Early on the morning of the 5th, they were eastward bound, to join the rest of the First Division for training, and Paris saw the last of the American soldiers.
A few had leave, within the next few months, from engineering corps and base hospitals. But the infantrymen and the marines were over learning lessons in the war of trench and bayonet, and by Christmas even the scattering leaves from behind the lines were discontinued, and Americans on holiday bent were sent to Aix-les-Bains. Even officers had little or no Paris leave, and those who had been quartered in Paris, in the Rue Constantine and the Rue Sainte-Anne, were collected at the new American headquarters, southeast of Paris. The American uniform all but vanished off the Paris streets. The French national holiday, ten days after the American, had no American contingent.
So Paris and the American Army had a quick acquaintance, a brilliant one and a brief one. It was mainly between the beginning and the end of that Fourth of July. It will quite probably not be renewed till the end of the war. Lucky the onlooker who sees the reunion. For then it may be wagered that there will be gayety enough to answer the needs of even the most post-card-haunted soldier.
But to get on to the training-camps —
CHAPTER V
WHAT THEY LIVED IN
THE American training-camp area spread over many miles and through many villages. It had boundaries only in theory, because all its sides were ready to swing farther north, east, south, and west at a day's notice, whenever the Expeditionary Force should become army enough to require it.
But its focus was in the Vosges, in the six or seven villages set apart from the beginning for the Americans, and as such, overhauled by those first marines and quartermaster's assistants who left the coast in early July and moved campward.
This overhauling brought the end of the Franco-American honeymoon. Later, amity was to be re-established, but when the first marine ordered the first manure-pile out of the first front yard, a breach began which it took long months to heal.
There were few barracks in the Vosges. The soldiers were to be billeted with the peasants. And the marines said the peasants had to clean up and air, and the peasants said the marines were insane.
Those first days at training-camp, before the body of the troops arrived, were circus enough for anybody.
Six villages were to be got ready, the officers to have the pick of places, and the privates to have next best. And the choice of assignments for officers was still so far from ideal as to make the house-cleaning a thorough job all around.
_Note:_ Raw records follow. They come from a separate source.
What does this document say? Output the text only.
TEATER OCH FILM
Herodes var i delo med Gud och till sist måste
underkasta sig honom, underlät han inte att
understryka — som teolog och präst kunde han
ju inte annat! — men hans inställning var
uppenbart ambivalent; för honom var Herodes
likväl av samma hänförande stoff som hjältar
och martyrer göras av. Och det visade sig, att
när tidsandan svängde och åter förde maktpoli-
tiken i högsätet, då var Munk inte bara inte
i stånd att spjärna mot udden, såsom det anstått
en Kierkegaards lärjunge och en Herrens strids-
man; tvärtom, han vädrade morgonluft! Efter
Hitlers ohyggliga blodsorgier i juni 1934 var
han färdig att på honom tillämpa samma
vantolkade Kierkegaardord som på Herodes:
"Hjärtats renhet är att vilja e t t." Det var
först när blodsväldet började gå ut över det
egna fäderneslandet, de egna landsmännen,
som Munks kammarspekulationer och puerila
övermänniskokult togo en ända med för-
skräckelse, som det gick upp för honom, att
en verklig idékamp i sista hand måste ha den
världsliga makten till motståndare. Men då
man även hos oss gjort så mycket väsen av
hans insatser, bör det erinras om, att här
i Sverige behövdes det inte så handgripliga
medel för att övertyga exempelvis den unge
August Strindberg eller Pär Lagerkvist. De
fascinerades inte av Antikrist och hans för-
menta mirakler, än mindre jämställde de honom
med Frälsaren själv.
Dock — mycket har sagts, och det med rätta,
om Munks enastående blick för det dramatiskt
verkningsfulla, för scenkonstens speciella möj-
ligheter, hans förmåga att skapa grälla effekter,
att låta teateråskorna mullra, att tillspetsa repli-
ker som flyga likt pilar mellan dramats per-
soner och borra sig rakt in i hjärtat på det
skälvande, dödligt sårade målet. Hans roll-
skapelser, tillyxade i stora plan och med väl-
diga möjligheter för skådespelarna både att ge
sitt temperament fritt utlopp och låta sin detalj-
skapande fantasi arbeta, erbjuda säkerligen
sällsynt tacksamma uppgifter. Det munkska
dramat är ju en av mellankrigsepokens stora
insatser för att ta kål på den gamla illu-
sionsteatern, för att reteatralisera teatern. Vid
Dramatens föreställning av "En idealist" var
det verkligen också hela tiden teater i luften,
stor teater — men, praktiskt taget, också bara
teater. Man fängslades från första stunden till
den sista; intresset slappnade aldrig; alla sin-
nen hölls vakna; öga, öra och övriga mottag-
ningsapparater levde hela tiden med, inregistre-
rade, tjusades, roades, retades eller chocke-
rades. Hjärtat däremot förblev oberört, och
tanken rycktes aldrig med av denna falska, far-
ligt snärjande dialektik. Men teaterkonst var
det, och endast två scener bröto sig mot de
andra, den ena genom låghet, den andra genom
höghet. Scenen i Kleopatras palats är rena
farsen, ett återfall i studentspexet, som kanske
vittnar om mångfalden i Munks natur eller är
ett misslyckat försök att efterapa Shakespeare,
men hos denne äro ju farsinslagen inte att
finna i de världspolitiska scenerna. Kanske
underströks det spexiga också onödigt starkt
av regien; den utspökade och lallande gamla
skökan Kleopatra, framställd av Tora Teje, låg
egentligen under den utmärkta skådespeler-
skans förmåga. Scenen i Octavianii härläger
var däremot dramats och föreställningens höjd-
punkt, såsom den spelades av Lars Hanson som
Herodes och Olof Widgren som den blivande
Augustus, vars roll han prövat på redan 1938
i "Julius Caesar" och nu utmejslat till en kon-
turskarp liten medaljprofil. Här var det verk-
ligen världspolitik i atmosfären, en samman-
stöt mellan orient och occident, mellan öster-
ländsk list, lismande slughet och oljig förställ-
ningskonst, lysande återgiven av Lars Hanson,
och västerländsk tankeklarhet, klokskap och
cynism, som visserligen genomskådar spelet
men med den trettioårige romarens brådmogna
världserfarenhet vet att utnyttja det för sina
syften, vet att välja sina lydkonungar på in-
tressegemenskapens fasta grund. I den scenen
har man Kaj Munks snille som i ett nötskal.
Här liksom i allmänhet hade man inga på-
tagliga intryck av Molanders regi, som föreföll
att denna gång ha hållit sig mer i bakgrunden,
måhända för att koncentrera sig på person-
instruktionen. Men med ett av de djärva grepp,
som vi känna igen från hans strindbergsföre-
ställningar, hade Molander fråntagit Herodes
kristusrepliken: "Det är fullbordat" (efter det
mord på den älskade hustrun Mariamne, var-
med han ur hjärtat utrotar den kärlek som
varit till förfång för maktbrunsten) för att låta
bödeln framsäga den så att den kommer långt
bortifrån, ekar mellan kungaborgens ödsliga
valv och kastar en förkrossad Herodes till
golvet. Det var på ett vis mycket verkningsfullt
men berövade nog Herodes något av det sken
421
The marines had a village to themselves, the farthest from the inspection-grounds. The correspondents had a village to themselves, too, though it wasn't because there was any excess of regard for the importance of the correspondents among the men who laid out the grounds. They were put where they could do the least harm, and where their confusing appearance, in Sam Brown belts and other officer-like insignia, would not exact too many wasted salutes.
General Headquarters was still in Paris at this time, but General Sibert had Field Headquarters at camp, and though his assignment was relatively stylish, it could not have been said to offend him with its luxury.
He lived and worked in a little frame building in the main street of the central village, which had probably once been a hotel.
It was to be recognized by the four soldiers always at attention outside it, whenever motors or pedestrians passed that way. Two of the soldiers were American and two were French.
Although all the American training-camp area became America as to jurisdiction, as soon as the troops moved there, the French soldiers were always present around headquarters, partly to help and partly to register politeness.